Les historiens distinguent Haut Moyen Âge et Bas Moyen Âge. Les littéraires distinguent quant à eux tout ce qui a suivi Le Nom de la rose (1982) et tout ce qui a précédé. Les pierres vives intègre beaucoup d’ingrédients du thriller médiéval d’Umberto Eco. Des conflits d’autorité entre pape et empereur, une abbaye pleine de secrets et de silence, un frater retrouvé noyé et un abbé qui veut noyer l’affaire, un jeune novice qui regarde ces bouleversements sans tout à fait les comprendre. Mais il manque ici ce qui justifiait chez Eco toutes les enquêtes et constituait la clef de tous les mystères : une bibliothèque labyrinthique, cauchemardesque et monumentale.

Cette bibliothèque laisse place, dans le roman paru ce mois-ci, à « une gigantesque forêt » (p. 309), la dense et obscure forêt du pays d’Ouche en Normandie. Ce que signifie cette forêt, il faut peut-être le demander à Robert P. Harrison, l’auteur de l’immense Forêts. Essai sur l’imaginaire occidental (1992). « L’Occident a défriché son espace au cœur des forêts, et fondé contre elles ses institutions dominantes – la religion, le droit, la famille, la cité. » La forêt, c’est la sauvagerie et la folie, c’est l’irrégularité et la déviance. Sans cesse Benoît, le novice, espoir et favori de l’abbé, fugue irrésistiblement, incorrigiblement, dans la forêt du pays d’Ouche.
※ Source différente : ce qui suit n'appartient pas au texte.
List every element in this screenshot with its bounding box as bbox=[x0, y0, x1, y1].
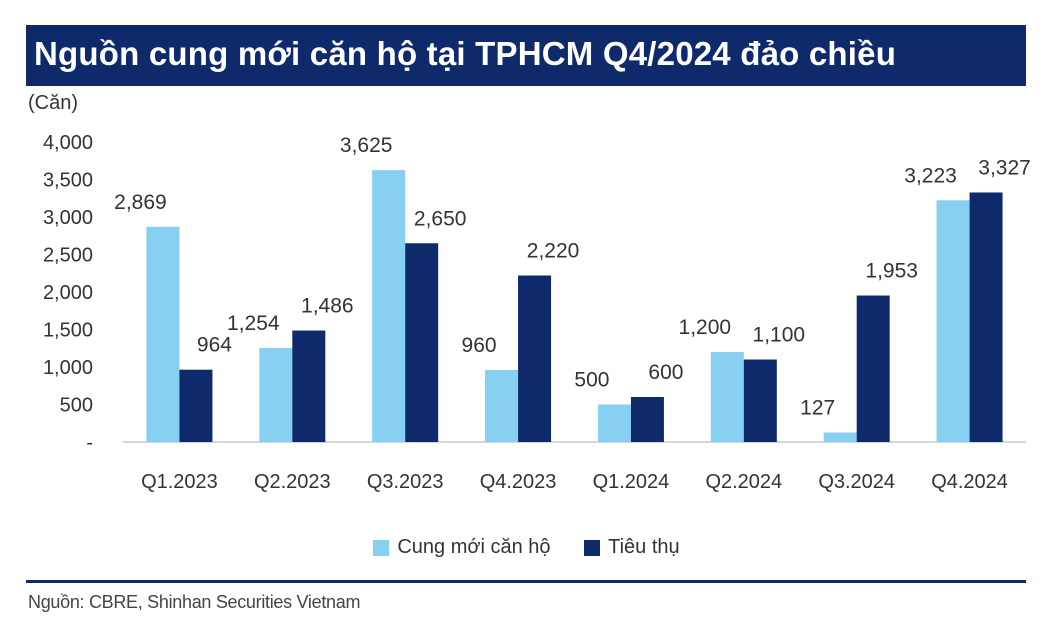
bar-supply bbox=[259, 347, 293, 442]
y-tick-label: 2,000 bbox=[43, 282, 93, 304]
data-label-supply: 1,254 bbox=[227, 312, 280, 335]
bar-supply bbox=[936, 200, 970, 442]
x-tick-label: Q3.2023 bbox=[367, 471, 444, 493]
bar-supply bbox=[146, 226, 180, 442]
data-label-sales: 964 bbox=[197, 334, 232, 357]
y-tick-label: 500 bbox=[60, 395, 93, 417]
legend-label-sales: Tiêu thụ bbox=[608, 536, 680, 558]
bar-sales bbox=[630, 397, 664, 442]
bar-sales bbox=[405, 243, 439, 442]
data-label-sales: 3,327 bbox=[978, 156, 1031, 179]
y-tick-label: 3,000 bbox=[43, 207, 93, 229]
bar-sales bbox=[518, 275, 552, 442]
bar-sales bbox=[292, 330, 326, 442]
x-tick-label: Q3.2024 bbox=[818, 471, 895, 493]
data-label-sales: 1,953 bbox=[865, 260, 918, 283]
data-label-supply: 960 bbox=[462, 334, 497, 357]
x-tick-label: Q1.2024 bbox=[593, 471, 670, 493]
bar-supply bbox=[823, 432, 857, 442]
data-label-supply: 3,625 bbox=[340, 134, 393, 157]
y-tick-label: 1,000 bbox=[43, 357, 93, 379]
bar-chart: - 500 1,000 1,500 2,000 2,500 3,000 3,500 4,000 2… bbox=[43, 132, 1031, 493]
legend-item-supply: Cung mới căn hộ bbox=[373, 536, 551, 559]
legend-swatch-sales bbox=[584, 539, 601, 556]
y-axis-unit-label: (Căn) bbox=[28, 92, 79, 114]
title-bar: Nguồn cung mới căn hộ tại TPHCM Q4/2024 … bbox=[26, 25, 1026, 86]
data-label-supply: 500 bbox=[574, 369, 609, 392]
y-tick-label: 1,500 bbox=[43, 320, 93, 342]
bar-sales bbox=[743, 359, 777, 442]
data-label-supply: 127 bbox=[800, 396, 835, 419]
x-tick-label: Q1.2023 bbox=[141, 471, 218, 493]
bar-supply bbox=[597, 404, 631, 442]
data-label-sales: 1,486 bbox=[301, 295, 354, 318]
bar-supply bbox=[372, 170, 406, 442]
x-tick-label: Q2.2024 bbox=[705, 471, 782, 493]
data-label-supply: 3,223 bbox=[904, 164, 957, 187]
bar-supply bbox=[710, 352, 744, 442]
data-label-supply: 2,869 bbox=[114, 191, 167, 214]
y-tick-label: 3,500 bbox=[43, 170, 93, 192]
x-tick-label: Q2.2023 bbox=[254, 471, 331, 493]
source-note: Nguồn: CBRE, Shinhan Securities Vietnam bbox=[28, 592, 361, 612]
data-label-sales: 2,650 bbox=[414, 207, 467, 230]
bar-sales bbox=[969, 192, 1003, 442]
bar-supply bbox=[485, 370, 519, 442]
source-divider bbox=[26, 580, 1026, 583]
x-tick-label: Q4.2024 bbox=[931, 471, 1008, 493]
data-label-sales: 2,220 bbox=[527, 240, 580, 263]
legend: Cung mới căn hộ Tiêu thụ bbox=[0, 536, 1053, 562]
legend-swatch-supply bbox=[373, 539, 390, 556]
data-label-supply: 1,200 bbox=[679, 316, 732, 339]
y-tick-label: 4,000 bbox=[43, 132, 93, 154]
y-tick-label: - bbox=[86, 432, 93, 454]
chart-title: Nguồn cung mới căn hộ tại TPHCM Q4/2024 … bbox=[34, 35, 897, 72]
legend-item-sales: Tiêu thụ bbox=[584, 536, 680, 559]
y-tick-label: 2,500 bbox=[43, 245, 93, 267]
bar-sales bbox=[856, 295, 890, 442]
bar-sales bbox=[179, 369, 213, 442]
data-label-sales: 600 bbox=[648, 361, 683, 384]
data-label-sales: 1,100 bbox=[753, 324, 806, 347]
x-tick-label: Q4.2023 bbox=[480, 471, 557, 493]
legend-label-supply: Cung mới căn hộ bbox=[397, 536, 551, 558]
En manière de punition, l’abbé astreint Benoît à la dure condition de copiste. C’est la première étape d’une initiation progressive de cet enfant sauvage, trouvé orphelin dans la forêt et qui, au début du roman, n’a pas de souvenir de ses parents. Chez Umberto Eco, l’écriture constituait la vie entière, la raison d’être de tous les personnages et de toute l’abbaye du roman. Chez Anne Guglielmetti, l’écriture est une première étape (jusqu’à la moitié du roman environ) vers la découverte d’une autre forme de signification. Benoît devient « imagier » (sculpteur). Il taille des « pierres vives », des statues – en latin signa, des signes.

(« Mes statues » d’Henri Michaux, La Vénus d’Ille de Mérimée ne cessent de faire entendre cet étymon.)
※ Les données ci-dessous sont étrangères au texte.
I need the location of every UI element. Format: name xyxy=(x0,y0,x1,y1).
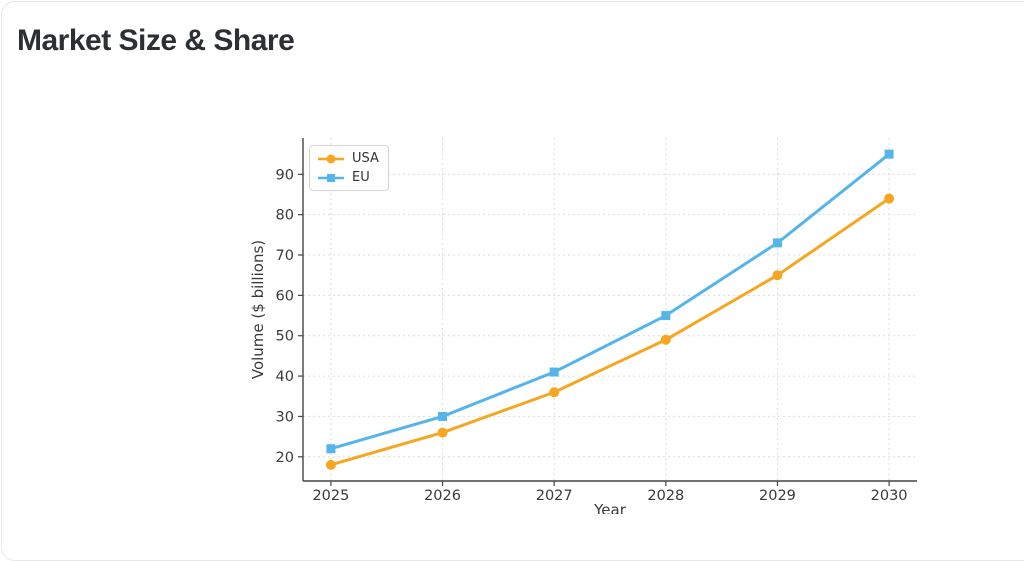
y-tick-label: 90 xyxy=(276,167,294,183)
data-point-eu xyxy=(549,367,559,377)
data-point-usa xyxy=(325,459,336,470)
y-tick-label: 60 xyxy=(276,288,294,304)
data-point-usa xyxy=(437,427,448,438)
legend-square-marker-icon xyxy=(318,173,344,182)
y-tick-label: 30 xyxy=(276,409,294,425)
legend-item-usa: USA xyxy=(317,150,379,167)
y-tick-label: 50 xyxy=(276,329,294,345)
y-tick-label: 20 xyxy=(276,450,294,466)
x-tick-label: 2029 xyxy=(759,488,796,504)
y-axis-label: Volume ($ billions) xyxy=(249,240,267,379)
x-tick-label: 2028 xyxy=(647,488,684,504)
y-tick-label: 80 xyxy=(276,208,294,224)
chart-legend: USA EU xyxy=(309,145,389,191)
y-tick-label: 40 xyxy=(276,369,294,385)
data-point-eu xyxy=(661,311,671,321)
x-tick-label: 2026 xyxy=(424,488,461,504)
data-point-eu xyxy=(438,411,448,421)
legend-label: USA xyxy=(352,151,379,166)
data-point-usa xyxy=(660,334,671,345)
x-axis-label: Year xyxy=(593,501,627,514)
data-point-eu xyxy=(772,238,782,248)
x-tick-label: 2030 xyxy=(871,488,908,504)
series-line-eu xyxy=(329,152,891,451)
data-point-eu xyxy=(884,149,894,159)
data-point-usa xyxy=(772,270,783,281)
data-point-usa xyxy=(549,387,560,398)
legend-item-eu: EU xyxy=(317,169,379,186)
legend-circle-marker-icon xyxy=(318,154,344,163)
legend-label: EU xyxy=(352,170,370,185)
series-line-usa xyxy=(329,197,891,467)
x-tick-label: 2027 xyxy=(536,488,573,504)
data-point-usa xyxy=(884,193,895,204)
page-title: Market Size & Share xyxy=(17,24,295,57)
data-point-eu xyxy=(326,444,336,454)
x-tick-label: 2025 xyxy=(312,488,349,504)
y-tick-label: 70 xyxy=(276,248,294,264)
market-size-chart: 2025 2026 2027 2028 2029 20302030405060708090… xyxy=(249,138,917,514)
Anne Guglielmetti est bonne latiniste ; elle a co-fondé la revue Mirabilia (« merveilles ») dont on attend bientôt le sixième numéro. Dans la culture médiévale, ce qui est « merveilleux » possède une segnefiance, une signification transcendante. (Les Évangiles par exemple sont « de grande segnefiance ».) Or c’est lorsqu’elle interprète les signes de la nature, à mon avis, qu’Anne Guglielmetti se distingue radicalement d’Umberto Eco.

Pour un auteur de polars, un signe est un indice, qu’un raisonnement logique ramènera à une réalité immanente pour résoudre un problème qui semblait au départ relever de l’irrationnel. En somme, le roman médiéval est à l’écoute des signes mystérieux que Dieu nous envoie ; le roman d’Umberto Eco est à l’écoute des indices qui mènent à cette immense « bibliothèque de Babel », aussi mystérieuse et créatrice que l’était Dieu lui-même.
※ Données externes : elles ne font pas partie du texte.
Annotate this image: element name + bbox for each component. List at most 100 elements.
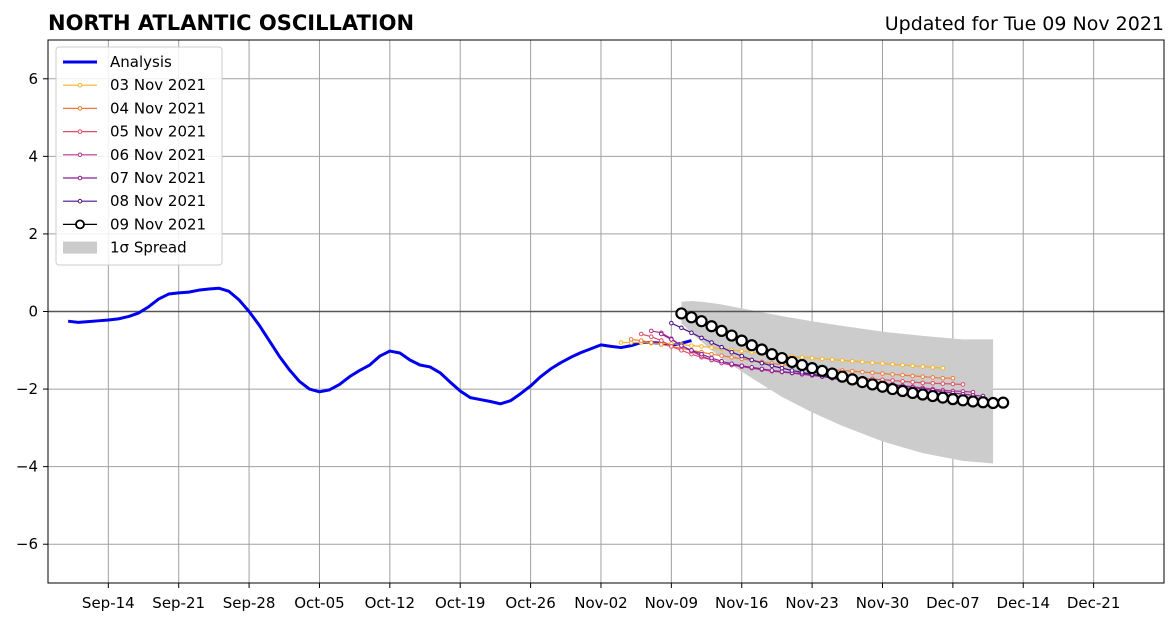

Le roman d’Anne Guglielmetti, lui, écoute des signes qu’on peut dire transcendants, mais non pas d’essence divine comme chez les auteurs médiévaux : des signes qui surgissent des profondeurs de la nature et de la prime enfance. Qui nous rappellent à notre humble petitesse. C’est ce qui rend si lyriques, et si réussies, les nombreuses descriptions de forêts dans ce roman : la forêt est le berceau de Benoît, berceau oublié puis retrouvé, comme elle est le berceau oublié puis retrouvé de l’Occident. C’est la forêt du pays d’Ouche que regrettent les normandes exilées en Italie du sud par les conquêtes de leurs pères, dans les toutes dernières pages. En tout ceci Anne Guglielmetti est continuatrice de Julien Gracq.

La forêt des pierres vives illustre enfin cette parole (un peu apocryphe) de Guglielmetti en 2002, à l’occasion d’une autre publication : « Tout a toujours commencé pour moi, dans l’écriture, par la rencontre avec un lieu. Mes romans ont immanquablement ce fondement : un lieu me fait signe. »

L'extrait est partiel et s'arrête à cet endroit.